63. Golongan Muda Mendesak, Golongan Tua Menolak

2.6K 408 258
                                    

Cieee, nungguin. Kenapa? Kami sengaja emang lambat update, karena keknya lapak makin sepi. So, buat apa ber-iya-iya cepat update. Oh, ya, tinggal 2 episode lagi menjelang BataviLove tamat.

Vote+Comment= happy reading😉 MERDEKA🇮🇩

°°°

15 Agustus 1945.

Bersama Hatta dan Mr. Ahmad Subardjo, Soekarno berangkat ke Gunseikanbu untuk menepati ucapannya pada Syahrir kemarin hari. Soekarno akan menanyakan sendiri kebenaran kabar kekalahan Jepang dari pihak yang bersangkutan.

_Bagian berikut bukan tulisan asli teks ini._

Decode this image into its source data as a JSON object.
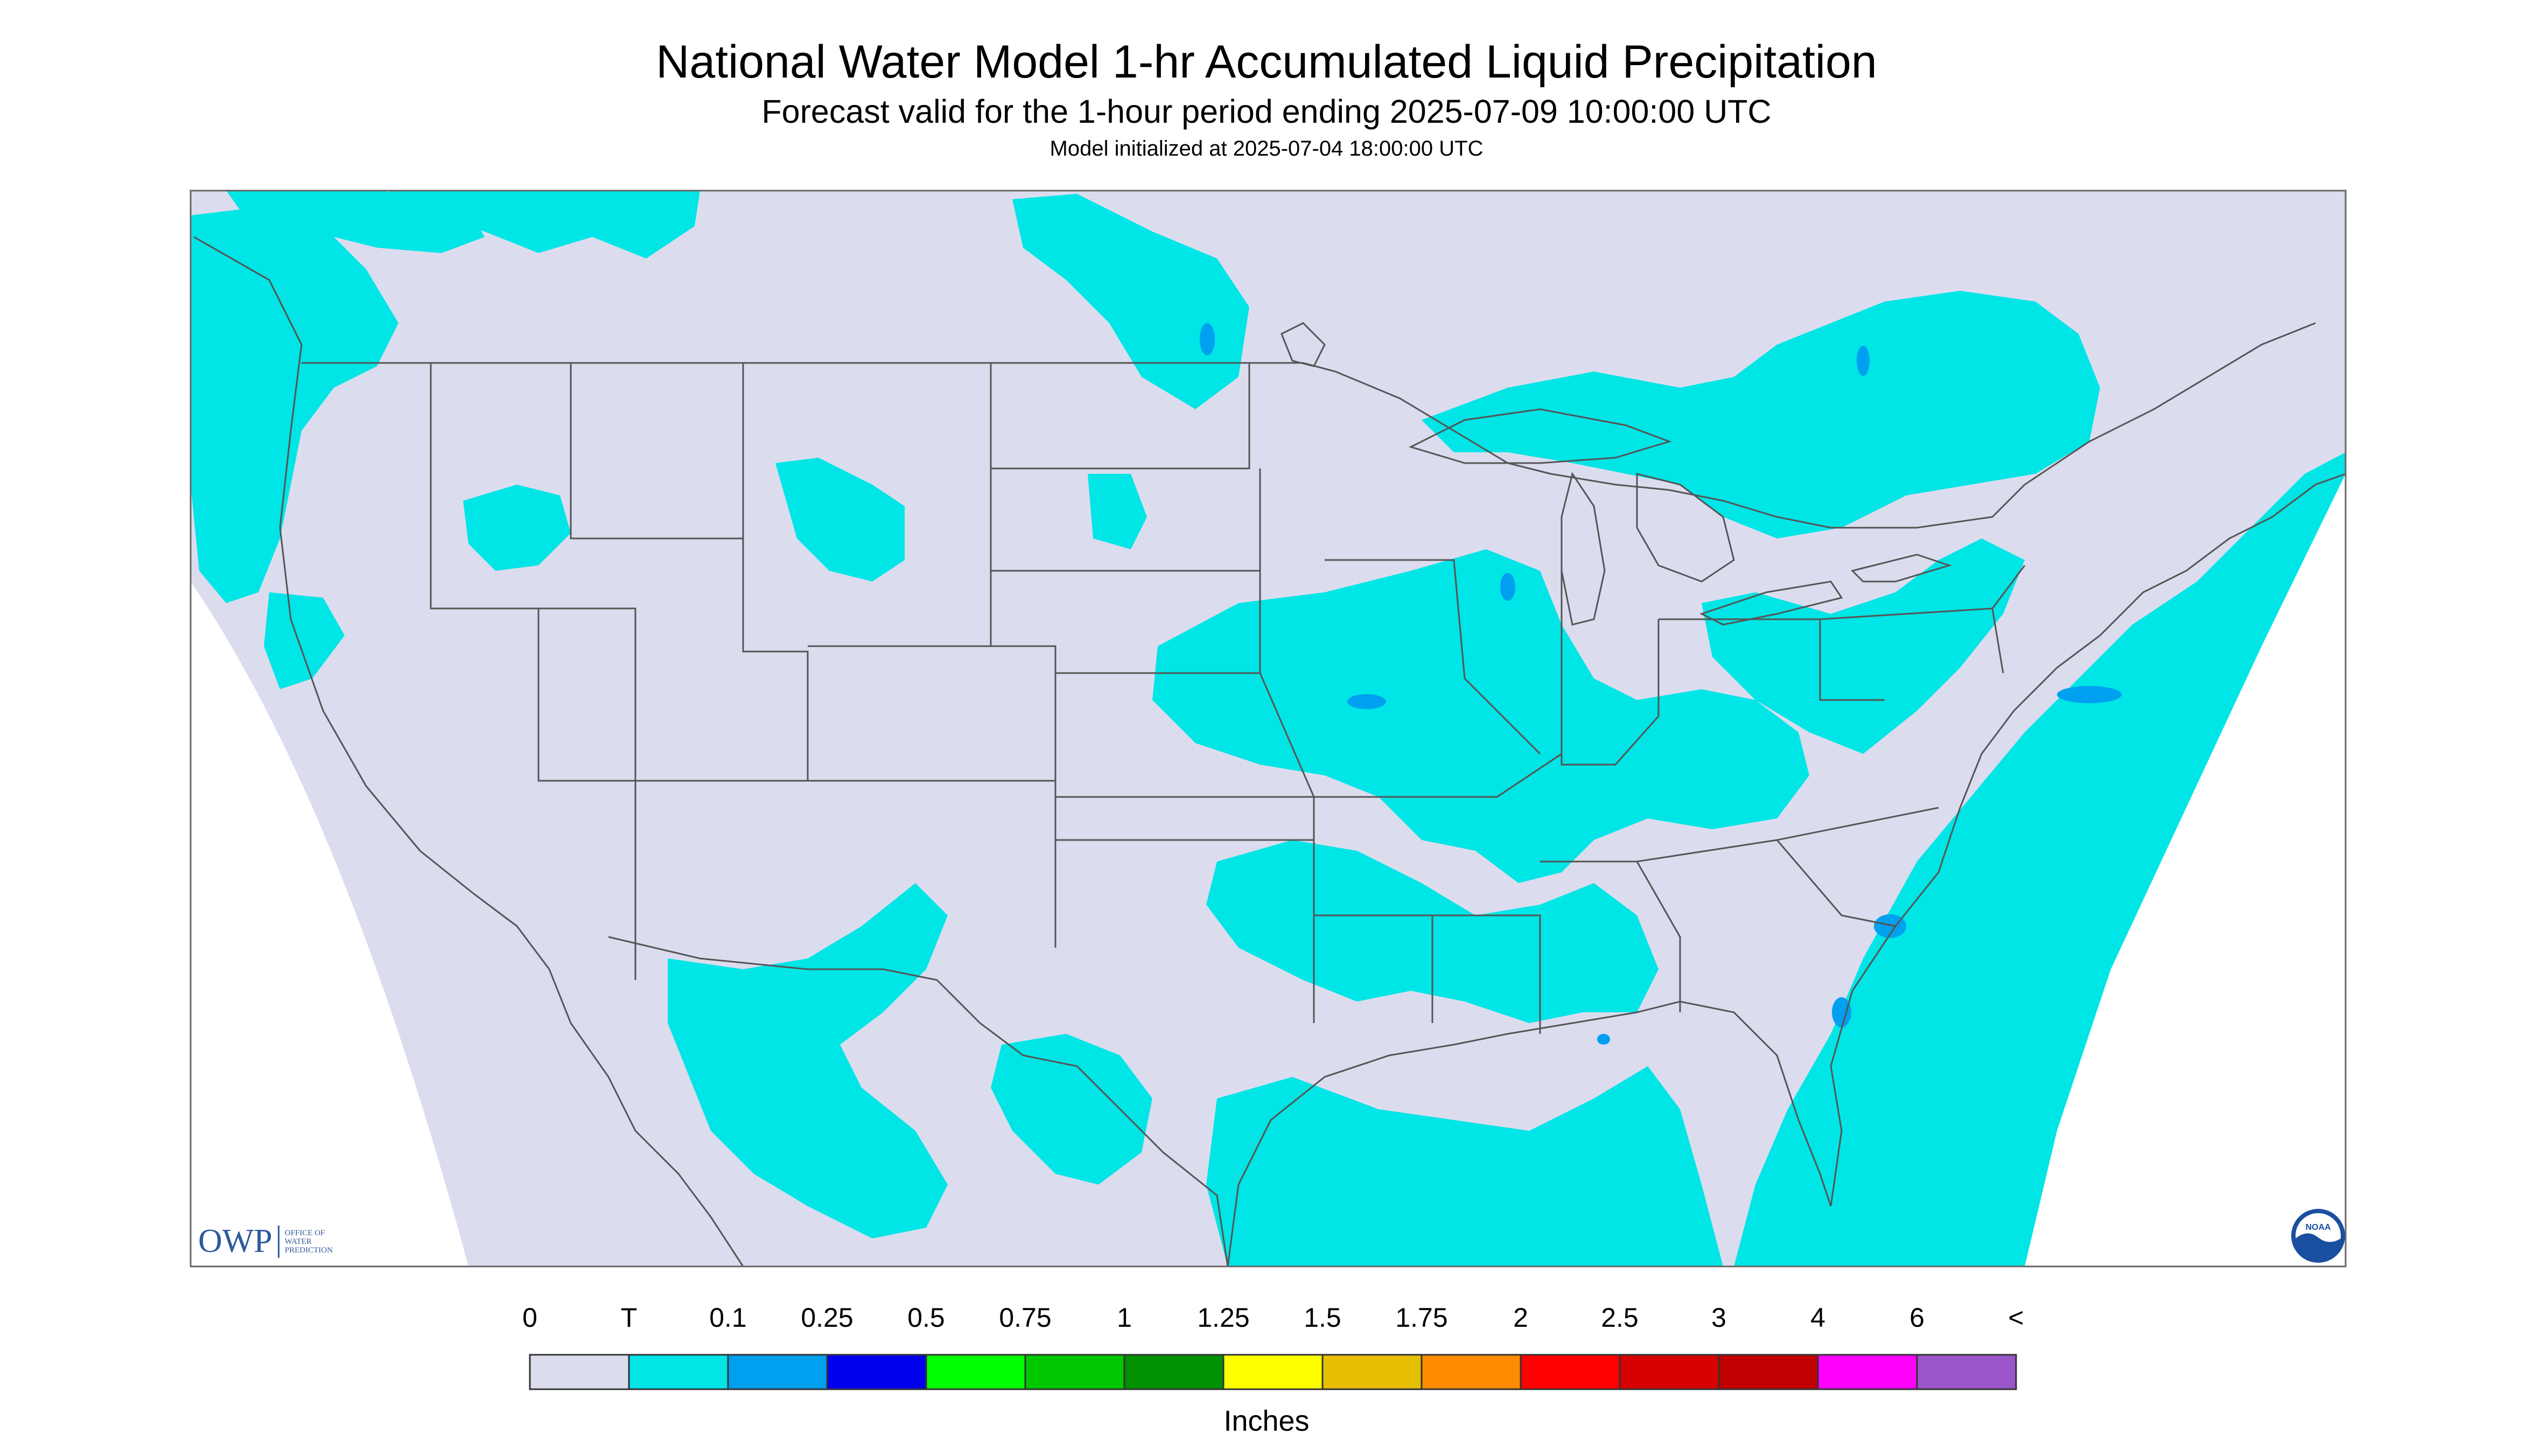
{
  "header": {
    "title": "National Water Model 1-hr Accumulated Liquid Precipitation",
    "subtitle": "Forecast valid for the 1-hour period ending 2025-07-09 10:00:00 UTC",
    "init_line": "Model initialized at 2025-07-04 18:00:00 UTC"
  },
  "legend": {
    "labels": [
      "0",
      "T",
      "0.1",
      "0.25",
      "0.5",
      "0.75",
      "1",
      "1.25",
      "1.5",
      "1.75",
      "2",
      "2.5",
      "3",
      "4",
      "6",
      "<"
    ],
    "colors": [
      "#dcdcef",
      "#00e5e5",
      "#00a0f0",
      "#0000f0",
      "#00ff00",
      "#00c800",
      "#009000",
      "#ffff00",
      "#e6c000",
      "#ff8c00",
      "#ff0000",
      "#d60000",
      "#c00000",
      "#ff00ff",
      "#9955c9"
    ],
    "units": "Inches"
  },
  "logos": {
    "owp_text": "OWP",
    "owp_sub": [
      "OFFICE OF",
      "WATER",
      "PREDICTION"
    ],
    "noaa_text": "NOAA"
  },
  "map": {
    "background_color": "#dcdcef",
    "precip_color": "#00e5e5",
    "heavier_color": "#00a0f0",
    "boundary_color": "#555555"
  }
}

Tapi, sampai di sana, Gedung Gunseikanbu sepi. Tidak seorang pun pejabat yang nampak seiring mata memandang. Hanya ada beberapa opsir Jepang yang berlalu-lalang. Mungkin untuk penjagaan.

Soekarno putuskan untuk bertanya pada salah satu opsir yang kebetulan lewat. "Di mana para pejabat? Kenapa Gunseikanbu sepi?"

"Soekarno-san. Di sini sepi, karena semuanya dipanggil ke Gunseireibu." jawab opsir Jepang itu setelah menunduk separuh badan. Terungkap kenapa Gunseikanbu sepi, sebab semua Pejabat pergi ke Markas Besar Angkatan Jepang.

"Kenapa semuanya dipanggil ke sana?"

Tampak opsir Jepang itu tak berkutik. Sepertinya kali ini ia enggan menjawab pertanyaan Soekarno. Tidak ingin memaksa, Soekarno mengangguk membiarkan opsir Jepang itu pergi karena tidak ada lagi yang ingin ia tanyakan.

"Mungkin ucapan Bung Syahrir benar, Bung. Jepang memang benar-benar telah minta damai ke sekutu." celetuk Hatta.

"Jadi, apa yang akan kita lakukan sekarang? Di sini sepi. Tidak ada yang bisa kita tanyakan." ujar Soekarno putus asa. Soekarno menunduk memegang kedua lututnya.

"Laksamana Maeda ada di rumahnya?" tanya Mr. Subardjo tiba-tiba.

"Mungkin ada," jawab Hatta, kurang yakin.

Mereka belum mendatangi rumah beliau, jadi tidak bisa menebak pasti. Bisa saja Laksamana itu pergi juga. Apalagi ia sangat berpengaruh dan menjadi orang kepercayaan Kaisar.

"Kita coba datangi rumahnya. Kalau beliau ada, kita tanyakan informasi yang diperoleh Bung Syahrir benar atau kah tidak."

Usul dari Mr. Subardjo diikuti oleh Soekarno dan Hatta. Mereka lantas berangkat ke kantor Laksamana Maeda.

Keberuntungan nampaknya memihak pada mereka. Laksamana Maeda ada di rumahnya. Bahkan, Laksamana itu sendiri yang mempersilahkan mereka masuk dan duduk di ruang tamu.

"Selamat atas kemerdekaan yang Tuan-tuan terima di Dalat. Saya ikut senang mendengarnya." ucap Laksamana Maeda tersenyum tulus.

Soekarno tersenyum sekedarnya saja tanpa membalas apa-apa. Jabatan tangan Laksamana Maeda, Soekarno sambut. Soekarno sekarang dilanda rasa  bimbang. Ia bimbang bagaimana caranya mengutarakan pertanyaan benar atau tidak Jepang kalah kepada Laksamana Maeda, tanpa menyinggung perasaan beliau.

"Silahkan duduk, Tuan-tuan. Perkara apa yang membawa Tuan-tuan semua ke rumah saya? Apa ada yang ingin Tuan-tuan tanyakan?"

Setelah dipersilahkan tuan rumah untuk duduk, Soekarno berterus terang maksud dan tujuannya datang.

"Ya, kami ingin bertanya mengenai... Berita yang tersiar dari corong radio benar, bahwa Jepang sudah minta damai ke sekutu?" tanya Soekarno sangat hati-hati.

Raut wajah Laksamana Maeda seketika berubah sedih. Dari perubahan ekspresi itu, dapat Soekarno simpulkan bahwa ucapan Syahrir benar. Jepang memang sudah menyerah kepada sekutu.

"Berita yang Tuan dengar dari corong radio itu, benar. Sekutu sendiri yang menyiarkannya."

Mendengar jawaban Laksamana Maeda itu, seolah ada batu besar yang menghimpit dada Soekarno. Napas Soekarno dibuat sesak.